There’s a clear touch of Norse mythology—a mysterious tree (ostensibly representing Yggdrasil), a wise old man with no eyes whose name echoes the eve of Ragnarok (Odin had one eye), a fortune-telling head named Murmur, and all-knowing black ravens. Norse mythology, like many other world mythologies, revolves around a cycle of death and rebirth, a theme that constantly occurs as your protagonist inevitably dies in Strangeland—at times you won’t have a choice—and gets plopped back at the beginning of the game, albeit with your inventory and progress intact.
One of the main themes of the game is masks, which is hammered home by a literal Greek chorus of mannequins in oversized doll heads who function as… well, a Greek chorus. Here the game just leans hard into awkward self-awareness—“in Strangeland, it suits a man to be estranged,” the dolls tell our protagonist, while emphasizing that there’s only room for one Woman in the story. Honestly, if any narrative project starts off with even the slightest preface about matryoshka dolls and nested structures, it’s not hard to guess what happens next. Then we have a conversation between our protagonist and a cicada about imago—both a psychological term as well as a part of insect metamorphosis, a dash of Lacan’s mirror stage theory—that instantly erodes any sense of mystery and nuance that the game might have earned.
Heavy-handed exposition arrives periodically via a demonic payphone, through which our protagonist speaks to an omniscient version of himself (the phone is also how you get hints). You never figure out how that whole situation works, but by the time I bludgeoned my way through the story, I realized it didn’t matter. The phone quickly became a point of contention—half the time I felt like a hostage in a Saw movie, getting berated by a lunatic on the other end of the line.
There are oblique hints of Peake’s Gormenghast books: not so much the dysfunctional pseudo-medieval politics, but the oppressive, inescapable atmosphere and the glacial illusion of “progress” as you creep through the game. Strangeland is, as the designers have discussed via Steam posts, an exploration of sadness prompted by events in their personal lives; including this Gormenghast quote: “In the presence of real tragedy you feel neither pain nor joy nor hatred, only a sense of enormous space and time suspended, the great doors open to black eternity, the rising across the terrible field of that last enormous, unanswerable question.”
I would like to play that game.
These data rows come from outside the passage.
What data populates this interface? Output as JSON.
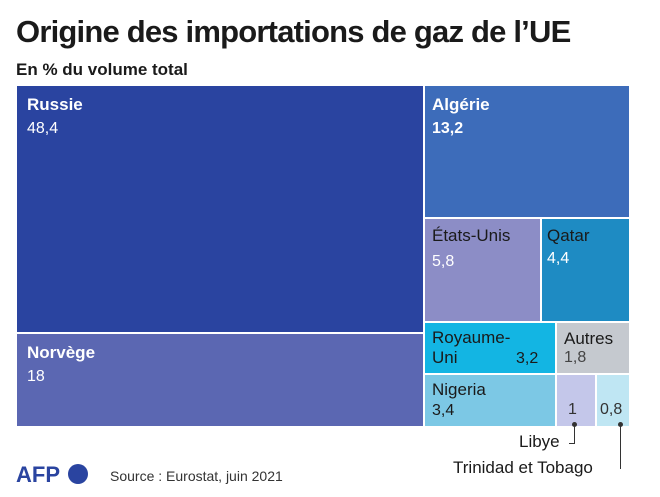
{
  "header": {
    "title": "Origine des importations de gaz de l’UE",
    "subtitle": "En % du volume total"
  },
  "chart_data": {
    "type": "treemap",
    "title": "Origine des importations de gaz de l’UE",
    "subtitle": "En % du volume total",
    "unit": "%",
    "items": [
      {
        "name": "Russie",
        "value": 48.4,
        "label": "48,4",
        "color": "#2a44a0"
      },
      {
        "name": "Norvège",
        "value": 18,
        "label": "18",
        "color": "#5b67b2"
      },
      {
        "name": "Algérie",
        "value": 13.2,
        "label": "13,2",
        "color": "#3d6cba"
      },
      {
        "name": "États-Unis",
        "value": 5.8,
        "label": "5,8",
        "color": "#8c8dc6"
      },
      {
        "name": "Qatar",
        "value": 4.4,
        "label": "4,4",
        "color": "#1e8bc3"
      },
      {
        "name": "Nigeria",
        "value": 3.4,
        "label": "3,4",
        "color": "#7cc8e5"
      },
      {
        "name": "Royaume-Uni",
        "value": 3.2,
        "label": "3,2",
        "color": "#13b5e3"
      },
      {
        "name": "Autres",
        "value": 1.8,
        "label": "1,8",
        "color": "#c5c9cf"
      },
      {
        "name": "Libye",
        "value": 1,
        "label": "1",
        "color": "#c4c7ea"
      },
      {
        "name": "Trinidad et Tobago",
        "value": 0.8,
        "label": "0,8",
        "color": "#bfe6f3"
      }
    ],
    "labels": {
      "royaume_uni_line1": "Royaume-",
      "royaume_uni_line2": "Uni"
    }
  },
  "footer": {
    "logo_text": "AFP",
    "source": "Source : Eurostat, juin 2021"
  }
}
Doing more with less is underrated, and it’s hard to create something vast and unknowable if you build it around recognizable genre tropes that prevent you from doing something truly interesting. One of the neatest parts of Strangeland is, in fact, a tarot-reading sequence that requires a little bit of basic memory, dramatic introspection and imagination. It’s a nice balance of arcane divination, mystery, and a pinch of meta-commentary—after all, tarot was mostly originally used as gaming cards. Seeing how the reading reappeared later in the narrative is a neat touch, and if anyone wants to make a point-and-click tarot adventure around this idea, I’d love to play it.
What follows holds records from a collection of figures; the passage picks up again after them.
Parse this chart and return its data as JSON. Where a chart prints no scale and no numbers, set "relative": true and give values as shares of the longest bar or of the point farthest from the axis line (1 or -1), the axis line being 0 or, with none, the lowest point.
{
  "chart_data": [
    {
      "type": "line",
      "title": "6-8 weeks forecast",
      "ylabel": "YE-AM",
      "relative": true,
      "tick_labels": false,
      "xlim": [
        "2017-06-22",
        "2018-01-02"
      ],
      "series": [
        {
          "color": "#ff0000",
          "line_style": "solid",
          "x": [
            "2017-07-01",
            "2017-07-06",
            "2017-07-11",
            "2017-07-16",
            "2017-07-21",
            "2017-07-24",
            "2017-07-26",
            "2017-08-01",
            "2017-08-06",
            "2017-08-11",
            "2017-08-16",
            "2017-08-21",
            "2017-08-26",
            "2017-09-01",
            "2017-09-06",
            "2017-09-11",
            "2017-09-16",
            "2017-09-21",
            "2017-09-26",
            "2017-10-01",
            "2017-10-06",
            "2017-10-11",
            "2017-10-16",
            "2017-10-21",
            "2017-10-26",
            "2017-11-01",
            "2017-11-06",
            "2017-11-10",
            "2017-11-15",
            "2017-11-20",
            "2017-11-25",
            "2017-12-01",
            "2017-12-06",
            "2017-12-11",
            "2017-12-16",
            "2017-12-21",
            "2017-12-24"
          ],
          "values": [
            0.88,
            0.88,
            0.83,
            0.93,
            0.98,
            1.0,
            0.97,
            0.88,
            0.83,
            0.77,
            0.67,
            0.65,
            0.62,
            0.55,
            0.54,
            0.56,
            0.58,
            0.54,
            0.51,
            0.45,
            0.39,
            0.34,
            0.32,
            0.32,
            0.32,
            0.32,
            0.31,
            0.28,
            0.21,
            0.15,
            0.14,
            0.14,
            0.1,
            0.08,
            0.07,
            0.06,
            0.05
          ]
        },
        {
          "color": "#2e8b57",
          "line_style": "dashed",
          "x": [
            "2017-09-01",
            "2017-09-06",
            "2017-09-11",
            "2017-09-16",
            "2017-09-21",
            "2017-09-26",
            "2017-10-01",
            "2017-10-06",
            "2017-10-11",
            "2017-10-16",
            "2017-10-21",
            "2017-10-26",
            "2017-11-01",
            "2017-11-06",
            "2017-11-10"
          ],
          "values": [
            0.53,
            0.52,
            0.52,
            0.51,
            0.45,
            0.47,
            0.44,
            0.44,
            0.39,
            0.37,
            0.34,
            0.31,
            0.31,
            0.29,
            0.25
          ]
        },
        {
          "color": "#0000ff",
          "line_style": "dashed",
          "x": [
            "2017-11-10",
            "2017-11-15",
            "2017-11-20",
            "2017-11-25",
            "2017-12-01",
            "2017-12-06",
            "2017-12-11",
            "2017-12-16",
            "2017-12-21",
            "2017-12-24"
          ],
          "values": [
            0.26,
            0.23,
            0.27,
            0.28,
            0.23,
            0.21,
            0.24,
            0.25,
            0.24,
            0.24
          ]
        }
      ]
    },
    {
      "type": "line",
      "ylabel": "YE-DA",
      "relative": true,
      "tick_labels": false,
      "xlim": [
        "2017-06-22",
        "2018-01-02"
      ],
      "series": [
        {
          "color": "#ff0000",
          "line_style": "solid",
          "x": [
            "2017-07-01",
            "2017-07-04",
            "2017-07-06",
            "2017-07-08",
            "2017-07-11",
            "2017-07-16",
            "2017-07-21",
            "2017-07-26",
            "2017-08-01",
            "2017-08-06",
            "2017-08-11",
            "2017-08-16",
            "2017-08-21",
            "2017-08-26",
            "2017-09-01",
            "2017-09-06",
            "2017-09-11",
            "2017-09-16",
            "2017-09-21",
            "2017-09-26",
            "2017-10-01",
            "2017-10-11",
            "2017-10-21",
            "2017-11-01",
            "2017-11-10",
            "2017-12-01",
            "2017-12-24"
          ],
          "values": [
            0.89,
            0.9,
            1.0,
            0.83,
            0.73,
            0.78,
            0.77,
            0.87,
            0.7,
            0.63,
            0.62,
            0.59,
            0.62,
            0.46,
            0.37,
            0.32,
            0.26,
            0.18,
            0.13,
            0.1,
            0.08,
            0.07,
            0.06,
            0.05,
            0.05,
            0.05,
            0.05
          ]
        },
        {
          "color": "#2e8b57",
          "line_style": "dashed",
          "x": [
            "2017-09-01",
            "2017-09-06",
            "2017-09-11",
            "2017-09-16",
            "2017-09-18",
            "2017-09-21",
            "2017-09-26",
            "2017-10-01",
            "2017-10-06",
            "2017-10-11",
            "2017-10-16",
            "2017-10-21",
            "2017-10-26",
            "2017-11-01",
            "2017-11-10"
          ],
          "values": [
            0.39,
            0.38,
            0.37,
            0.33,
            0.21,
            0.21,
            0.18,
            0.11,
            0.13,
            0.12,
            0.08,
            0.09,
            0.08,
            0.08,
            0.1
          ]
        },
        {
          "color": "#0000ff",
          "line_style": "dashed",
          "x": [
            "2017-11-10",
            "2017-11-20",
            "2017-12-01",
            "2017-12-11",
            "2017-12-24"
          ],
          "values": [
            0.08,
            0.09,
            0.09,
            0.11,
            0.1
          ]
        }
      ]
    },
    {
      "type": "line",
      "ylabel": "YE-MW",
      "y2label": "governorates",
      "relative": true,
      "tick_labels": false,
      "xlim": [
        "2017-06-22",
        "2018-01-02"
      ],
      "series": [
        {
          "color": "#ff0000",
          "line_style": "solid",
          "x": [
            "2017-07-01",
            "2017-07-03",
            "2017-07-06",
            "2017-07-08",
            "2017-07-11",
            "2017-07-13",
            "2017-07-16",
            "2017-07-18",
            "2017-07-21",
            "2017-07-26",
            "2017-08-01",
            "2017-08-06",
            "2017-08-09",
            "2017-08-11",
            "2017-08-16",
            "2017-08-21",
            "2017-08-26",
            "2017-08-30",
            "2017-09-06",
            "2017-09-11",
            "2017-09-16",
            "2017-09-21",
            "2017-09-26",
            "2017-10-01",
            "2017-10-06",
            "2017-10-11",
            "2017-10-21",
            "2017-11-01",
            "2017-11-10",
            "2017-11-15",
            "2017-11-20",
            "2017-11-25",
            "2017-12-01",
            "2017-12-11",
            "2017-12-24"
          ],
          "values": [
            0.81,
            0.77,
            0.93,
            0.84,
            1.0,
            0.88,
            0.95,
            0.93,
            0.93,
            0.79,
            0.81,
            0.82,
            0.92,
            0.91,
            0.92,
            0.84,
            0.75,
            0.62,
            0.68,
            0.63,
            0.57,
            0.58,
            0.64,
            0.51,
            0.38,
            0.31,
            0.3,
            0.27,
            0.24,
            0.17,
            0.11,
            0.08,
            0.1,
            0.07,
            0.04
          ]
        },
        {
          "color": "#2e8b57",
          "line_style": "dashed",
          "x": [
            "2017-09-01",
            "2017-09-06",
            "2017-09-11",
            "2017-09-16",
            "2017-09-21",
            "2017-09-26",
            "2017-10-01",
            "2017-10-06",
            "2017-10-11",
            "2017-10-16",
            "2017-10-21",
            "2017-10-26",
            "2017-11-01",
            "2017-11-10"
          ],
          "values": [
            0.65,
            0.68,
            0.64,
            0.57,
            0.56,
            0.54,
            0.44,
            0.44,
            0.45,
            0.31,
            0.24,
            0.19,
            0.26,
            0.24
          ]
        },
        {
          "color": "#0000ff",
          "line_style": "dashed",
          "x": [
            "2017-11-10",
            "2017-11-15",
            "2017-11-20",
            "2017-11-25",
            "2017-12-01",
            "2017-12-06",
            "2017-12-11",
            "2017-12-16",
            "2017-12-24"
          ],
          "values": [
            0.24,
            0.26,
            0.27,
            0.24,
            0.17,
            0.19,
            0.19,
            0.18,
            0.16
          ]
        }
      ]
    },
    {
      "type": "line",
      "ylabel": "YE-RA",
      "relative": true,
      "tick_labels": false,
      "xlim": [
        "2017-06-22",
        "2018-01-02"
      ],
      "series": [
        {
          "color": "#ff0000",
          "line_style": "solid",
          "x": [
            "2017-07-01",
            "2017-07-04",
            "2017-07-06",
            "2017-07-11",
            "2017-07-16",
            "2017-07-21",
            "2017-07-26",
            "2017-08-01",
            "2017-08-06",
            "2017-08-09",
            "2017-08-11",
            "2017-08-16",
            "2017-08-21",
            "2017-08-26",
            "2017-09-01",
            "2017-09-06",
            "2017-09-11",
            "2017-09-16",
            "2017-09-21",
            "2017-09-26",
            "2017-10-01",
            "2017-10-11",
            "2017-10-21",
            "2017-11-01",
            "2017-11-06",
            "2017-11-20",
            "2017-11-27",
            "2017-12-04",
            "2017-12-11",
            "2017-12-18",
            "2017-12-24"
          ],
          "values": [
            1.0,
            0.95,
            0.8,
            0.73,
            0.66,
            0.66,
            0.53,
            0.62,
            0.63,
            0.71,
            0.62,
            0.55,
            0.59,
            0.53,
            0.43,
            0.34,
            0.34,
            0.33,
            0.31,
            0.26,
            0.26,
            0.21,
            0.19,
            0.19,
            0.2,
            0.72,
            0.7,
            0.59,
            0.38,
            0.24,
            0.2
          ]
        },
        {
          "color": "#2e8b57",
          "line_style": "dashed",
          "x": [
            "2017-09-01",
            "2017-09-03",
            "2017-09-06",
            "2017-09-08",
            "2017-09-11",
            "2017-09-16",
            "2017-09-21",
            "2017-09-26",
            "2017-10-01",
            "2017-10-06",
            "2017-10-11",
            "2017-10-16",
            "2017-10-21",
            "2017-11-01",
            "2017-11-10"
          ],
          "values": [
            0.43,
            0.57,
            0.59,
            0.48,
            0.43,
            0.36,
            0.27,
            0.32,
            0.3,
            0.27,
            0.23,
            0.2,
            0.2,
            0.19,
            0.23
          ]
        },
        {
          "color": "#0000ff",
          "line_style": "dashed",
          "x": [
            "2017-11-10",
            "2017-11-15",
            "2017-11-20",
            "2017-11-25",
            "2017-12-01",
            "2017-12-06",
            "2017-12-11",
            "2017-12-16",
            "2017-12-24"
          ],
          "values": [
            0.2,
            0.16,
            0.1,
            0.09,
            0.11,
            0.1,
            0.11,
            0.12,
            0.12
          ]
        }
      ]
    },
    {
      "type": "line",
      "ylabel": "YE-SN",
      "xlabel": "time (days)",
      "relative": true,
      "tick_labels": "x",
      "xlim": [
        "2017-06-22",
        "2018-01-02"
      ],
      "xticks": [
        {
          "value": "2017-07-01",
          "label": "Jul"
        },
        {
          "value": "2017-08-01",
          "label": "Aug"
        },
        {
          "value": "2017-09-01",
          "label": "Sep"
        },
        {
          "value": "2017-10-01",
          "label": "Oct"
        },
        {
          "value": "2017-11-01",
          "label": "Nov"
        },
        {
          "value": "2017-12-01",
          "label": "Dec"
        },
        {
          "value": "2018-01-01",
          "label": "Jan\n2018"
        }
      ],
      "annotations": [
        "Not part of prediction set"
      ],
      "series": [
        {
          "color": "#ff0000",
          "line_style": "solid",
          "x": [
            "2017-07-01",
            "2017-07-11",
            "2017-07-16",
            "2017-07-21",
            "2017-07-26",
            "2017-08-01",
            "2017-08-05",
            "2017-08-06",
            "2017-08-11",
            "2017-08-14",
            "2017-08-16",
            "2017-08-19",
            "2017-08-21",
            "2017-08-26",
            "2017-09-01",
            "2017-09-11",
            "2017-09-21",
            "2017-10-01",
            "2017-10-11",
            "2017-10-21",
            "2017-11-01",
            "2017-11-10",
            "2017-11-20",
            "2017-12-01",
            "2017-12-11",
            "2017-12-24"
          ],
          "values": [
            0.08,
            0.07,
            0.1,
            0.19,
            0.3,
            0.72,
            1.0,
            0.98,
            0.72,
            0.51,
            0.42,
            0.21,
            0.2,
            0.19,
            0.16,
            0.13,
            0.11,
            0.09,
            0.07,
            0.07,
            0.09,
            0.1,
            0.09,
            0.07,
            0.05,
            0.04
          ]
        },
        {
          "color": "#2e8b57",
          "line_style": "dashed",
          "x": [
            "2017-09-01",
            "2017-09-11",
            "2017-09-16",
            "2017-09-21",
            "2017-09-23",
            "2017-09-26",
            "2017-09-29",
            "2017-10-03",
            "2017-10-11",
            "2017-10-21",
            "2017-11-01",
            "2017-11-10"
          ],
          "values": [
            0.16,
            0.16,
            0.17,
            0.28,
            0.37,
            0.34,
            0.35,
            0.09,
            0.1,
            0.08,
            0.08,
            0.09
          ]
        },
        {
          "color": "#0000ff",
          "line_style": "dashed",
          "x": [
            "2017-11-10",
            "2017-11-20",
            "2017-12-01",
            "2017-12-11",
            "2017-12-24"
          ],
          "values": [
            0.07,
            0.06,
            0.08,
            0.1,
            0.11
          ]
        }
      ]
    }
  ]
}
Strangeland stands as an argument that players should know as little as possible in a horror adventure game to cultivate tension, yet it still manages to circumvent its own potential by trying to do too much. And of course, we come back to the fridged woman—our blonde in distress—whom we finally rescue. Once our protagonist’s purpose has been fulfilled, he finds a very literal release from this Groundhog Day from hell, with the added realisation that it is actually she who has rescued you, and yes, she’s already dead. This was the point of no return where I knew the game couldn’t redeem itself, so it’s probably best that it was the end anyway.